History: Spontaneous fission was first observed in 1940, by Petrzak and Flerov.

Gamma Emission

_xN^*_y → _xN_y + γ

Process: A nucleus in an excited state loses energy by emitting a gamma ray. A gamma ray is a high energy form of light or photon which is essentially a packet of energy. Gamma-ray emission can occur in any nucleus on the nuclear chart. An alternative process in certain transitions is internal conversion.

History: This process was the third form of radioactivity to be discovered. It was first observed by Paul Villard in 1900.

Internal Conversion

_xN^*_y → _xN⁺¹_y + e^-

Process: A nucleus in an excited state loses energy by passing it to an atomic electron and ejecting it from the atom. The energy of the electron is equal to the transition energy minus the binding energy of the atomic orbital from which it came. Internal conversion can occur in any nucleus on the nuclear chart but is more common in heavy nuclei above lead. An alternative process for the nucleus to lose energy is γ emission.

Glossary

Alpha Particle, α: An alpha particle is a bound ⁴He nucleus, that is, two protons and two neutrons tightly held together.
Atom: An atom consists of a central nucleus surrounded by a cloud of electrons.
Electron, e^- or β^-: The electron is a fundamental particle which carries one negative unit of electric charge.
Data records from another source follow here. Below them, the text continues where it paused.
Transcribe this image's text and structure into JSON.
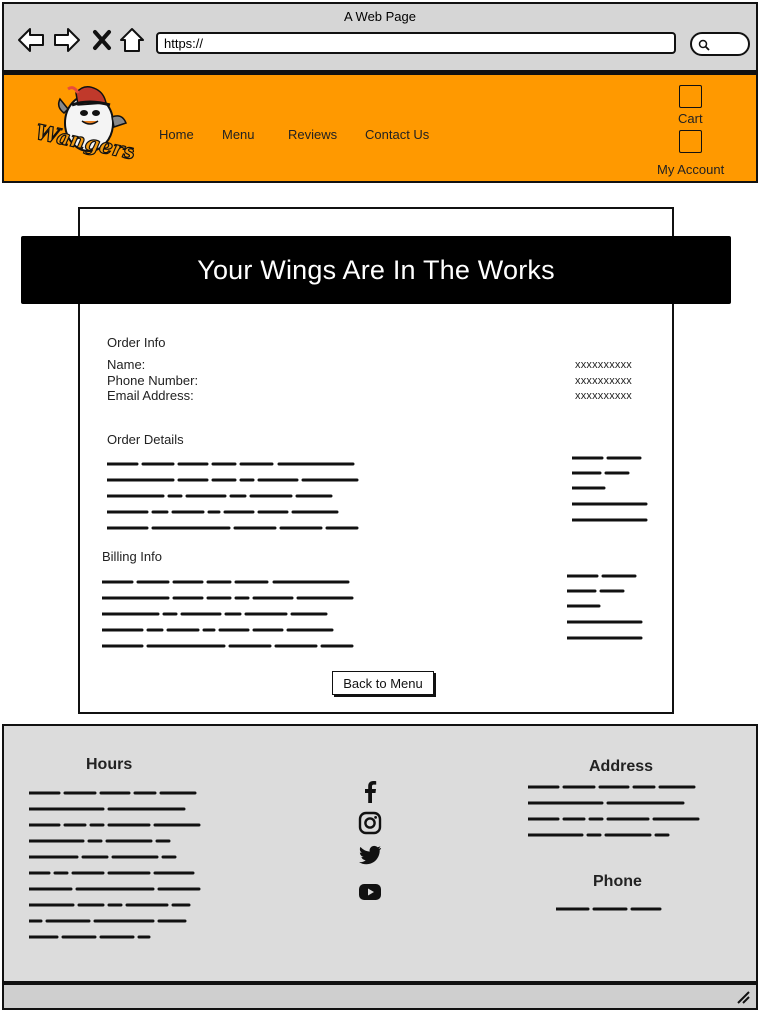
{
  "browser": {
    "title": "A Web Page",
    "url": "https://"
  },
  "header": {
    "logo_text": "Wangers",
    "nav": [
      "Home",
      "Menu",
      "Reviews",
      "Contact Us"
    ],
    "cart_label": "Cart",
    "account_label": "My Account",
    "brand_color": "#ff9900"
  },
  "main": {
    "banner": "Your Wings Are In The Works",
    "order_info": {
      "title": "Order Info",
      "rows": [
        {
          "label": "Name:",
          "value": "xxxxxxxxxx"
        },
        {
          "label": "Phone Number:",
          "value": "xxxxxxxxxx"
        },
        {
          "label": "Email Address:",
          "value": "xxxxxxxxxx"
        }
      ]
    },
    "order_details": {
      "title": "Order Details"
    },
    "billing_info": {
      "title": "Billing Info"
    },
    "back_button": "Back to Menu"
  },
  "footer": {
    "hours_title": "Hours",
    "address_title": "Address",
    "phone_title": "Phone",
    "social": [
      "facebook-icon",
      "instagram-icon",
      "twitter-icon",
      "youtube-icon"
    ]
  }
}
In an atom the electrons occupy orbitals around a central nucleus. A β^- particle is an electron.
Neutrino, ν_e, ν_μ, ν_τ: A neutrino is a fundamental particle which come in three flavors; electron, muon and tau. The neutrino carries no electric charge and has almost no mass. It passes through ordinary matter with almost no effect and only very occasionally undergoes an interaction. A bar over the symbol, ν̅_e, indicates an anti-neutrino, the regular neutrino's antiparticle.
Neutron, n: One of the components which makes up a nucleus. The neutron carries no nuclear charge. A neutron is not itself a fundamental particle as it is made up of three quarks, two down and one up quark.
Nucleus, _xN_y: A nucleus is the central part of an atom. It consists of a number of protons (x) and neutrons (y). The number of protons defines which element the nucleus is and the sum of neutrons and protons defines which isotope it is.
Positron, e⁺ or β⁺: The positron is a fundamental particle which is the anti-particle of the electron. The position carries one positive unit of electric charge. A β^- particle is a positron.
Proton, p: One of the components which makes up a nucleus. The proton carries one positive unit of electric charge. A proton is not itself a fundamental particle as it is made up of three quarks, two up and one down quark.